Other Health Provisions
- Extends through December 31, 2012 the Qualifying Individual (QI) program (which allows Medicaid to pay the Medicare Part B premiums for certain low-income Medicare beneficiaries) and the Transitional Medical Assistance (TMA) program (which allows low-income families to keep Medicaid coverage as they transition into employment).

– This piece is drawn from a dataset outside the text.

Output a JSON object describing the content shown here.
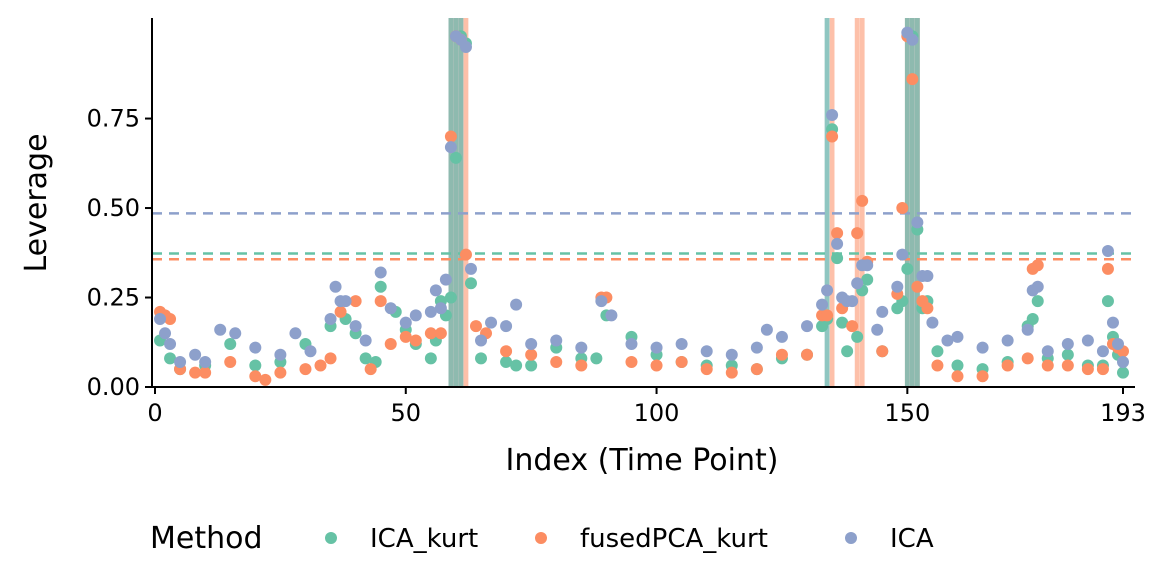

New Law Provides Short-Term Medicare Physician Fee Schedule Fix and Extends Expiring Medicare Provisions for Two Months
On December 23, 2011, President Obama signed into law H.R. 3765, the Temporary Payroll Tax Cut Continuation Act of 2011. Among other things, the law freezes Medicare physician fee schedule (MPFS) rates at 2011 levels through February 2012, temporarily averting a scheduled 27.4% cut under the statutory Sustainable Growth Rate (SGR) formula. The measure also extends for two months certain Medicare policies set to expire December 31, 2011, including: the floor used in the physician work geographic adjustment; the Medicare outpatient therapy cap exceptions process; payment for the technical component of certain physician pathology services; certain ambulance add-on payments; physician fee schedule mental health add-on payment; the outpatient hold harmless provision; minimum payment for bone mass measurement; the Qualified Individual program that reimburses states for certain Part B premiums; and the Transitional Medical Assistance program. The bill also extends for two months the authority for Medicare Modernization Act section 508 hospital reclassifications, with special rules for October and November 2011. A CMS summary of the law is available here. Note that the final version of the legislation does not include provisions adopted earlier by the House of Representatives to pay for a 2-year SGR fix through a variety of Medicare, Medicaid, and Affordable Care Act (ACA) cuts. When Congress reconvenes, Congressional leaders are expected to tackle legislation to address these Medicare policies at least through 2012, although the outcome of such efforts is speculative at this point. Note that given the uncertainties associated with MPFS rates for 2012, the Centers for Medicare & Medicaid Services (CMS) is extending the 2012 Annual Participation Enrollment Period for health professionals through February 14, 2012 (although the effective date for any participation status change remains January 1, 2012 and will be in force for the entire year).